US journalist’s honorary citizenship ‘cancelled by Erdoğan’

ISTANBUL

Reuters Photo

Former New York Times journalist Stephen Kinzer has said his honorary citizenship was cancelled after Turkish President Recep Tayyip Erdoğan’s office sent a fax that described him as “an enemy of our government and our country” due to a recent critical article.

Kinzer wrote in the Boston Globe on May 27 that he was in the southeastern Turkish province of Gaziantep to be made an honorary citizen by the mayor and city council in recognition of reporting he did years ago that resulted in saving exquisite Roman mosaics about to be lost to flooding. 

“Upon my arrival, however, my acutely embarrassed hosts sat me down and told me the ceremony, and my honorary citizenship, had been cancelled by the personal order of President Recep Tayyip Erdoğan,” Kinzer wrote. 

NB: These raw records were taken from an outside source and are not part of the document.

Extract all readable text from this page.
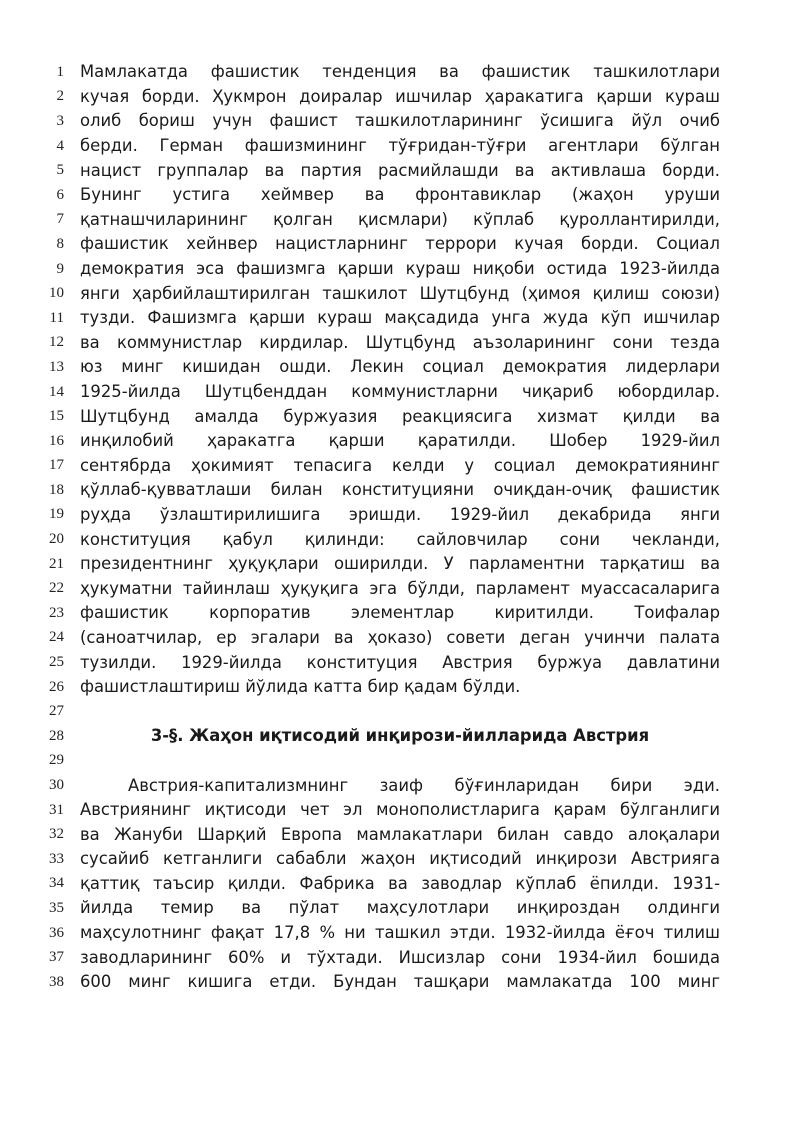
1 Мамлакатда фашистик тенденция ва фашистик ташкилотлари
2 кучая борди. Ҳукмрон доиралар ишчилар ҳаракатига қарши кураш
3 олиб бориш учун фашист ташкилотларининг ўсишига йўл очиб
4 берди. Герман фашизмининг тўғридан-тўғри агентлари бўлган
5 нацист группалар ва партия расмийлашди ва активлаша борди.
6 Бунинг устига хеймвер ва фронтавиклар (жаҳон уруши
7 қатнашчиларининг қолган қисмлари) кўплаб қуроллантирилди,
8 фашистик хейнвер нацистларнинг террори кучая борди. Социал
9 демократия эса фашизмга қарши кураш ниқоби остида 1923-йилда
10 янги ҳарбийлаштирилган ташкилот Шутцбунд (ҳимоя қилиш союзи)
11 тузди. Фашизмга қарши кураш мақсадида унга жуда кўп ишчилар
12 ва коммунистлар кирдилар. Шутцбунд аъзоларининг сони тезда
13 юз минг кишидан ошди. Лекин социал демократия лидерлари
14 1925-йилда Шутцбенддан коммунистларни чиқариб юбордилар.
15 Шутцбунд амалда буржуазия реакциясига хизмат қилди ва
16 инқилобий ҳаракатга қарши қаратилди. Шобер 1929-йил
17 сентябрда ҳокимият тепасига келди у социал демократиянинг
18 қўллаб-қувватлаши билан конституцияни очиқдан-очиқ фашистик
19 руҳда ўзлаштирилишига эришди. 1929-йил декабрида янги
20 конституция қабул қилинди: сайловчилар сони чекланди,
21 президентнинг ҳуқуқлари оширилди. У парламентни тарқатиш ва
22 ҳукуматни тайинлаш ҳуқуқига эга бўлди, парламент муассасаларига
23 фашистик корпоратив элементлар киритилди. Тоифалар
24 (саноатчилар, ер эгалари ва ҳоказо) совети деган учинчи палата
25 тузилди. 1929-йилда конституция Австрия буржуа давлатини
26 фашистлаштириш йўлида катта бир қадам бўлди.
27
28	3-§. Жаҳон иқтисодий инқирози-йилларида Австрия
29
30	Австрия-капитализмнинг заиф бўғинларидан бири эди.
31 Австриянинг иқтисоди чет эл монополистларига қарам бўлганлиги
32 ва Жануби Шарқий Европа мамлакатлари билан савдо алоқалари
33 сусайиб кетганлиги сабабли жаҳон иқтисодий инқирози Австрияга
34 қаттиқ таъсир қилди. Фабрика ва заводлар кўплаб ёпилди. 1931-
35 йилда темир ва пўлат маҳсулотлари инқироздан олдинги
36 маҳсулотнинг фақат 17,8 % ни ташкил этди. 1932-йилда ёғоч тилиш
37 заводларининг 60% и тўхтади. Ишсизлар сони 1934-йил бошида
38 600 минг кишига етди. Бундан ташқари мамлакатда 100 минг
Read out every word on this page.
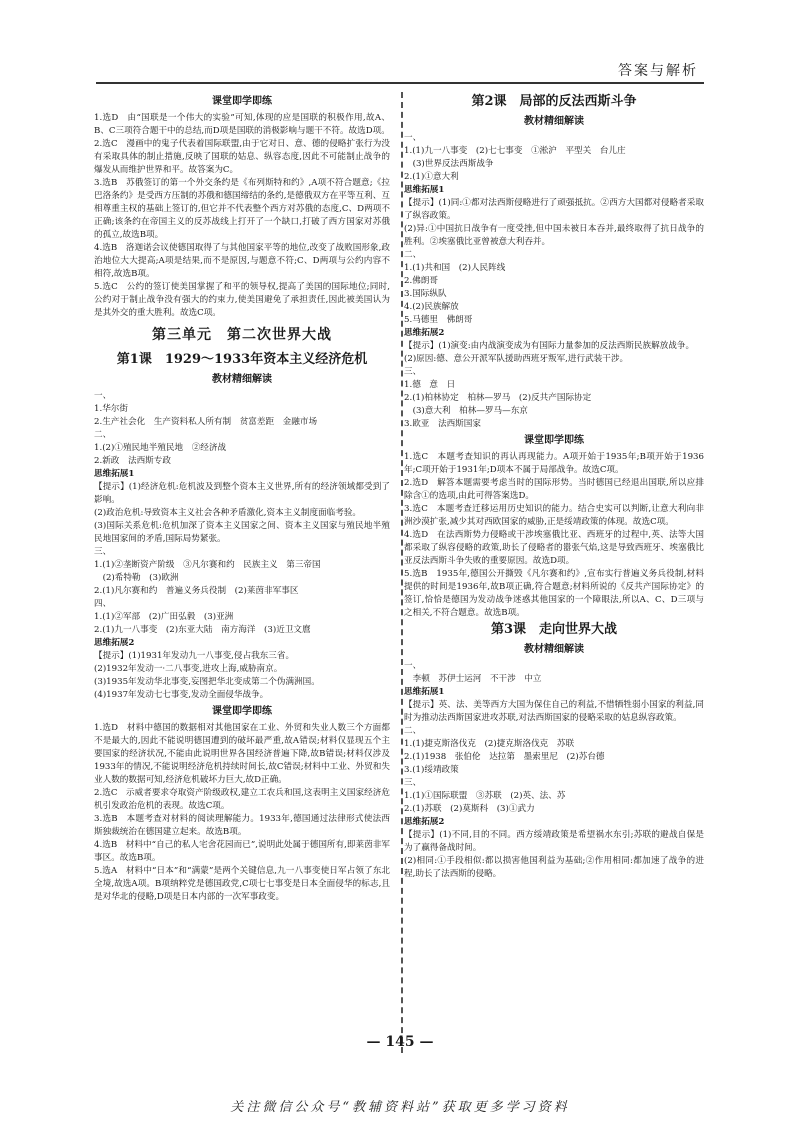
答案与解析
课堂即学即练
1.选D　由“国联是一个伟大的实验”可知,体现的应是国联的积极作用,故A、B、C三项符合题干中的总结,而D项是国联的消极影响与题干不符。故选D项。
2.选C　漫画中的鬼子代表着国际联盟,由于它对日、意、德的侵略扩张行为没有采取具体的制止措施,反映了国联的姑息、纵容态度,因此不可能制止战争的爆发从而维护世界和平。故答案为C。
3.选B　苏俄签订的第一个外交条约是《布列斯特和约》,A项不符合题意;《拉巴洛条约》是受西方压制的苏俄和德国缔结的条约,是德俄双方在平等互利、互相尊重主权的基础上签订的,但它并不代表整个西方对苏俄的态度,C、D两项不正确;该条约在帝国主义的反苏战线上打开了一个缺口,打破了西方国家对苏俄的孤立,故选B项。
4.选B　洛迦诺会议使德国取得了与其他国家平等的地位,改变了战败国形象,政治地位大大提高;A项是结果,而不是原因,与题意不符;C、D两项与公约内容不相符,故选B项。
5.选C　公约的签订使美国掌握了和平的领导权,提高了美国的国际地位;同时,公约对于制止战争没有强大的约束力,使美国避免了承担责任,因此被美国认为是其外交的重大胜利。故选C项。
第三单元　第二次世界大战
第1课　1929～1933年资本主义经济危机
教材精细解读
一、
1.华尔街
2.生产社会化　生产资料私人所有制　贫富差距　金融市场
二、
1.(2)①殖民地半殖民地　②经济战
2.新政　法西斯专政
思维拓展1
【提示】(1)经济危机:危机波及到整个资本主义世界,所有的经济领域都受到了影响。
(2)政治危机:导致资本主义社会各种矛盾激化,资本主义制度面临考验。
(3)国际关系危机:危机加深了资本主义国家之间、资本主义国家与殖民地半殖民地国家间的矛盾,国际局势紧张。
三、
1.(1)②垄断资产阶级　③凡尔赛和约　民族主义　第三帝国
　(2)希特勒　(3)欧洲
2.(1)凡尔赛和约　普遍义务兵役制　(2)莱茵非军事区
四、
1.(1)②军部　(2)广田弘毅　(3)亚洲
2.(1)九一八事变　(2)东亚大陆　南方海洋　(3)近卫文麿
思维拓展2
【提示】(1)1931年发动九一八事变,侵占我东三省。
(2)1932年发动一·二八事变,进攻上海,威胁南京。
(3)1935年发动华北事变,妄图把华北变成第二个伪满洲国。
(4)1937年发动七七事变,发动全面侵华战争。
课堂即学即练
1.选D　材料中德国的数据相对其他国家在工业、外贸和失业人数三个方面都不是最大的,因此不能说明德国遭到的破坏最严重,故A错误;材料仅显现五个主要国家的经济状况,不能由此说明世界各国经济普遍下降,故B错误;材料仅涉及1933年的情况,不能说明经济危机持续时间长,故C错误;材料中工业、外贸和失业人数的数据可知,经济危机破坏力巨大,故D正确。
2.选C　示威者要求夺取资产阶级政权,建立工农兵和国,这表明主义国家经济危机引发政治危机的表现。故选C项。
3.选B　本题考查对材料的阅读理解能力。1933年,德国通过法律形式使法西斯独裁统治在德国建立起来。故选B项。
4.选B　材料中“自己的私人宅舍花园而已”,说明此处属于德国所有,即莱茵非军事区。故选B项。
5.选A　材料中“日本”和“满蒙”是两个关键信息,九一八事变使日军占领了东北全境,故选A项。B项纳粹党是德国政党,C项七七事变是日本全面侵华的标志,且是对华北的侵略,D项是日本内部的一次军事政变。
第2课　局部的反法西斯斗争
教材精细解读
一、
1.(1)九一八事变　(2)七七事变　①淞沪　平型关　台儿庄
　(3)世界反法西斯战争
2.(1)①意大利
思维拓展1
【提示】(1)同:①都对法西斯侵略进行了顽强抵抗。②西方大国都对侵略者采取了纵容政策。
(2)异:①中国抗日战争有一度受挫,但中国未被日本吞并,最终取得了抗日战争的胜利。②埃塞俄比亚曾被意大利吞并。
二、
1.(1)共和国　(2)人民阵线
2.佛朗哥
3.国际纵队
4.(2)民族解放
5.马德里　佛朗哥
思维拓展2
【提示】(1)演变:由内战演变成为有国际力量参加的反法西斯民族解放战争。
(2)原因:德、意公开派军队援助西班牙叛军,进行武装干涉。
三、
1.德　意　日
2.(1)柏林协定　柏林—罗马　(2)反共产国际协定
　(3)意大利　柏林—罗马—东京
3.欧亚　法西斯国家
课堂即学即练
1.选C　本题考查知识的再认再现能力。A项开始于1935年;B项开始于1936年;C项开始于1931年;D项本不属于局部战争。故选C项。
2.选D　解答本题需要考虑当时的国际形势。当时德国已经退出国联,所以应排除含①的选项,由此可得答案选D。
3.选C　本题考查迁移运用历史知识的能力。结合史实可以判断,让意大利向非洲沙漠扩张,减少其对西欧国家的威胁,正是绥靖政策的体现。故选C项。
4.选D　在法西斯势力侵略或干涉埃塞俄比亚、西班牙的过程中,英、法等大国都采取了纵容侵略的政策,助长了侵略者的嚣张气焰,这是导致西班牙、埃塞俄比亚反法西斯斗争失败的重要原因。故选D项。
5.选B　1935年,德国公开撕毁《凡尔赛和约》,宣布实行普遍义务兵役制,材料提供的时间是1936年,故B项正确,符合题意;材料所说的《反共产国际协定》的签订,恰恰是德国为发动战争迷惑其他国家的一个障眼法,所以A、C、D三项与之相关,不符合题意。故选B项。
第3课　走向世界大战
教材精细解读
一、
　李顿　苏伊士运河　不干涉　中立
思维拓展1
【提示】英、法、美等西方大国为保住自己的利益,不惜牺牲弱小国家的利益,同时为推动法西斯国家进攻苏联,对法西斯国家的侵略采取的姑息纵容政策。
二、
1.(1)捷克斯洛伐克　(2)捷克斯洛伐克　苏联
2.(1)1938　张伯伦　达拉第　墨索里尼　(2)苏台德
3.(1)绥靖政策
三、
1.(1)①国际联盟　③苏联　(2)英、法、苏
2.(1)苏联　(2)莫斯科　(3)①武力
思维拓展2
【提示】(1)不同,目的不同。西方绥靖政策是希望祸水东引;苏联的避战自保是为了赢得备战时间。
(2)相同:①手段相似:都以损害他国利益为基础;②作用相同:都加速了战争的进程,助长了法西斯的侵略。
— 145 —
关注微信公众号“教辅资料站”获取更多学习资料
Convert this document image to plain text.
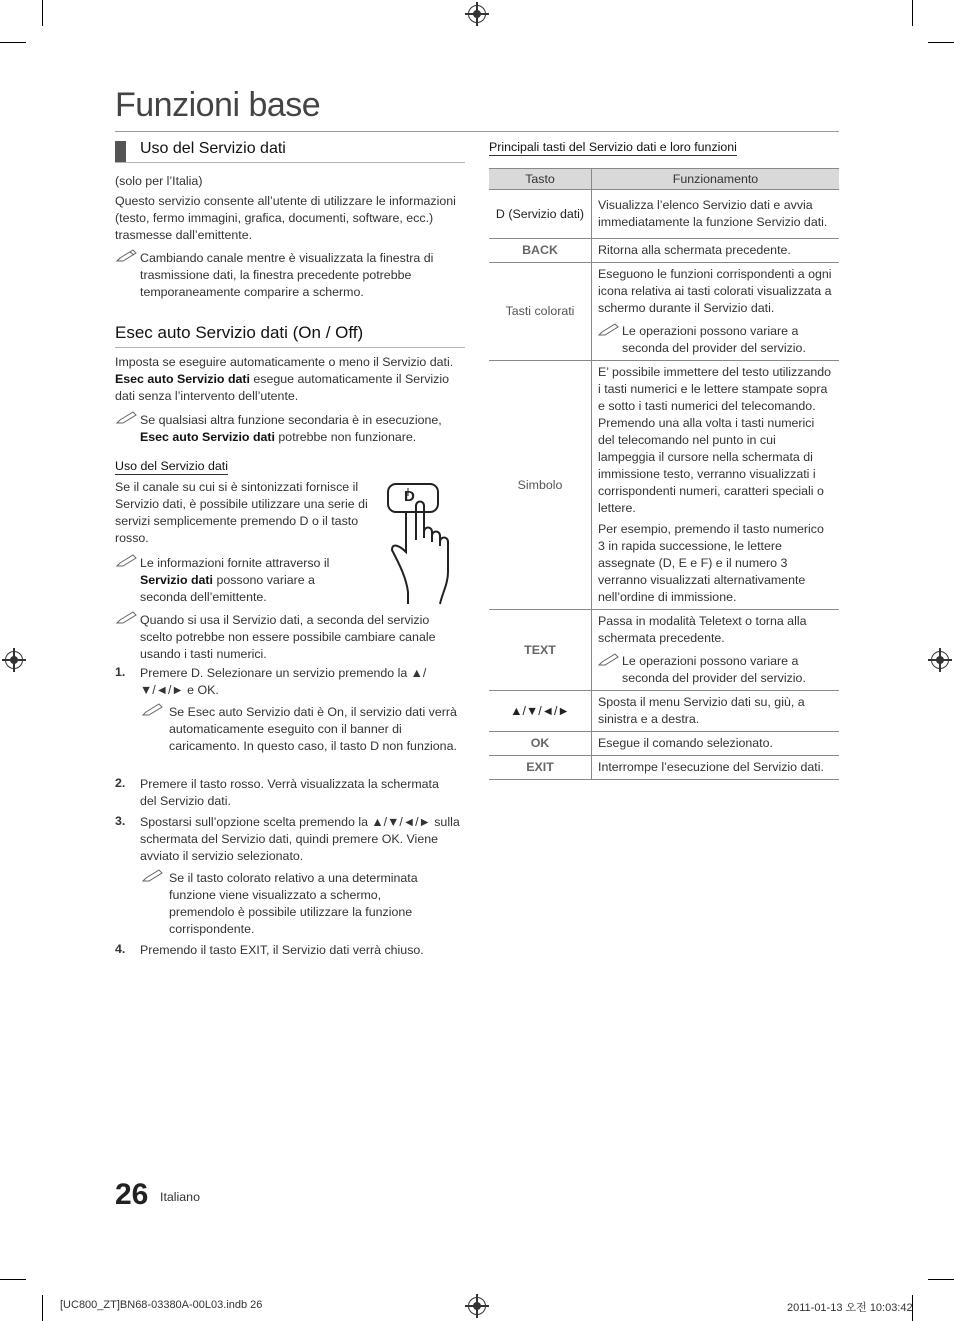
Funzioni base
Uso del Servizio dati
(solo per l’Italia)
Questo servizio consente all’utente di utilizzare le informazioni (testo, fermo immagini, grafica, documenti, software, ecc.) trasmesse dall’emittente.
Cambiando canale mentre è visualizzata la finestra di trasmissione dati, la finestra precedente potrebbe temporaneamente comparire a schermo.
Esec auto Servizio dati (On / Off)
Imposta se eseguire automaticamente o meno il Servizio dati. Esec auto Servizio dati esegue automaticamente il Servizio dati senza l’intervento dell’utente.
Se qualsiasi altra funzione secondaria è in esecuzione, Esec auto Servizio dati potrebbe non funzionare.
Uso del Servizio dati
Se il canale su cui si è sintonizzati fornisce il Servizio dati, è possibile utilizzare una serie di servizi semplicemente premendo D o il tasto rosso.
D
Le informazioni fornite attraverso il Servizio dati possono variare a seconda dell’emittente.
Quando si usa il Servizio dati, a seconda del servizio scelto potrebbe non essere possibile cambiare canale usando i tasti numerici.
1. Premere D. Selezionare un servizio premendo la ▲/▼/◄/► e OK.
Se Esec auto Servizio dati è On, il servizio dati verrà automaticamente eseguito con il banner di caricamento. In questo caso, il tasto D non funziona.
2. Premere il tasto rosso. Verrà visualizzata la schermata del Servizio dati.
3. Spostarsi sull’opzione scelta premendo la ▲/▼/◄/► sulla schermata del Servizio dati, quindi premere OK. Viene avviato il servizio selezionato.
Se il tasto colorato relativo a una determinata funzione viene visualizzato a schermo, premendolo è possibile utilizzare la funzione corrispondente.
4. Premendo il tasto EXIT, il Servizio dati verrà chiuso.
Principali tasti del Servizio dati e loro funzioni
Tasto	Funzionamento
D (Servizio dati)	Visualizza l’elenco Servizio dati e avvia immediatamente la funzione Servizio dati.
BACK	Ritorna alla schermata precedente.
Tasti colorati	Eseguono le funzioni corrispondenti a ogni icona relativa ai tasti colorati visualizzata a schermo durante il Servizio dati.
Le operazioni possono variare a seconda del provider del servizio.

Simbolo	E’ possibile immettere del testo utilizzando i tasti numerici e le lettere stampate sopra e sotto i tasti numerici del telecomando. Premendo una alla volta i tasti numerici del telecomando nel punto in cui lampeggia il cursore nella schermata di immissione testo, verranno visualizzati i corrispondenti numeri, caratteri speciali o lettere.
Per esempio, premendo il tasto numerico 3 in rapida successione, le lettere assegnate (D, E e F) e il numero 3 verranno visualizzati alternativamente nell’ordine di immissione.

TEXT	Passa in modalità Teletext o torna alla schermata precedente.
Le operazioni possono variare a seconda del provider del servizio.

▲/▼/◄/►	Sposta il menu Servizio dati su, giù, a sinistra e a destra.
OK	Esegue il comando selezionato.
EXIT	Interrompe l’esecuzione del Servizio dati.
26 Italiano
[UC800_ZT]BN68-03380A-00L03.indb 26	2011-01-13 오전 10:03:42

“Gaziantep’s mayor was given the order while attending a United Nations conference in Paris. Later, according to one of my friends here, Erdoğan’s office sent her a fax describing me as ‘an enemy of our government and our country.’ Attached as evidence was a Jan. 4 column I wrote for the Boston Globe that included a critical paragraph about Erdoğan,” he added. 

The paragraph said, “Once seen as a skilled modernizer, [Erdoğan] now sits in a 1,000-room palace denouncing the European Union, decreeing the arrest of journalists, and ranting against short skirts and birth control.”

As the June 7 general elections approach, Erdoğan has toughened his rhetoric against critical voices in the Turkish media, as well international outlets. Most recently, he slammed the New York Times during rallies on May 25 and May 26, over its May 22 editorial that criticized Erdoğan’s “long history of intimidating and co-opting the Turkish media.”